Les paroles de Trump - lorsqu'il s'adressait pour monter à bord de l'avion présidentiel ce lundi - contrastent avec le discours de Rodríguez, qui, lors d'un acte avec des travailleurs du secteur pétrolier à Puerto La Cruz, a appelé à “ouvrir des espaces pour la divergence démocratique” et a réclamé “le respect de la souveraineté vénézuélienne”.

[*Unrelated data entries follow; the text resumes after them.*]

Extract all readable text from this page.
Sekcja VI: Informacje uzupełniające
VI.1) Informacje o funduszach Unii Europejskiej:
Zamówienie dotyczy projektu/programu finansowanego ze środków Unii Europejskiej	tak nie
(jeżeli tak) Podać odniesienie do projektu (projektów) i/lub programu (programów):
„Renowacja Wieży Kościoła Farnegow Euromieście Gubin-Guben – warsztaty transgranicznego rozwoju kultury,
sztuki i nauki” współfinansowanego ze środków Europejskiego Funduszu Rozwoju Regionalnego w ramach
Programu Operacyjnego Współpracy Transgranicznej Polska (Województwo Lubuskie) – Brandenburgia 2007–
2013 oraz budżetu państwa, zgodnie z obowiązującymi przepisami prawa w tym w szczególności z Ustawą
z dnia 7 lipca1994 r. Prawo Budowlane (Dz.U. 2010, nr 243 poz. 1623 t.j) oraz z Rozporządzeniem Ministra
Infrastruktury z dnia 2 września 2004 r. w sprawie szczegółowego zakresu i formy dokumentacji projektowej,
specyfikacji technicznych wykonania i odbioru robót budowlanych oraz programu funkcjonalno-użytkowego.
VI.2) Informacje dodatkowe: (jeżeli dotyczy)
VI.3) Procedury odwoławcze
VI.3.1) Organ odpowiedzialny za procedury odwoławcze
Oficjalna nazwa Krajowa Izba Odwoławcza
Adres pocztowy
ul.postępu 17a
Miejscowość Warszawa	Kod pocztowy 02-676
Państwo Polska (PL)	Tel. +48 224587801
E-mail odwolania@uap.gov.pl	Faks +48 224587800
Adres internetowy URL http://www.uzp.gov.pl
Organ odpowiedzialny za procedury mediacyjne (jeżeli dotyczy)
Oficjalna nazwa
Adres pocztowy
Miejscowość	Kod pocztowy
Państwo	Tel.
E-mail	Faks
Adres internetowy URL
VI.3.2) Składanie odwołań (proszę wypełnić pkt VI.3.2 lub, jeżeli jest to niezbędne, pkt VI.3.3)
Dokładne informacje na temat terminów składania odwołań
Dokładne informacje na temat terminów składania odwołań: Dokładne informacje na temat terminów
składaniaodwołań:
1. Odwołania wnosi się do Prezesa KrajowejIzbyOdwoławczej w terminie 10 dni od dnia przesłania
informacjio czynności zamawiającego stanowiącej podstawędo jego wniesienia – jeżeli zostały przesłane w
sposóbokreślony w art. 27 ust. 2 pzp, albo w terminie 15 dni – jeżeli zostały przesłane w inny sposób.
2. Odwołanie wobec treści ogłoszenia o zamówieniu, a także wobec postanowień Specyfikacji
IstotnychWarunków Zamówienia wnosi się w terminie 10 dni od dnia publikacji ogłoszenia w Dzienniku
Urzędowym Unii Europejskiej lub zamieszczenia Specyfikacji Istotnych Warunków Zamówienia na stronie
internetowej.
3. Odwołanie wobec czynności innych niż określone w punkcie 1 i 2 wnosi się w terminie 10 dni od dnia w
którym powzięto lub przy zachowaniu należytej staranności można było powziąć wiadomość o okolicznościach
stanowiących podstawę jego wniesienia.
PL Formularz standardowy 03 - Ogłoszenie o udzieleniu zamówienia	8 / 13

“Il est temps d’en finir avec les instructions de Washington concernant les politiciens au Venezuela”, a déclaré dans un message diffusé par l'agence EFE.
Le discours de la présidente intérima intervient à un moment où son gouvernement promeut un processus de dialogue avec les secteurs politiques et économiques du pays, tandis que les États-Unis jouent un rôle déterminant dans la transition après la capture de Maduro, survenue le 3 janvier lors d'une opération militaire ordonnée par Trump.
Bien que Rodríguez essaie de se présenter comme une figure souveraine, les analystes s'accordent à dire que son pouvoir réel reste conditionné par les décisions de Washington et du secrétaire d'État Marco Rubio, qui supervisent la restructuration institutionnelle et économique du Venezuela.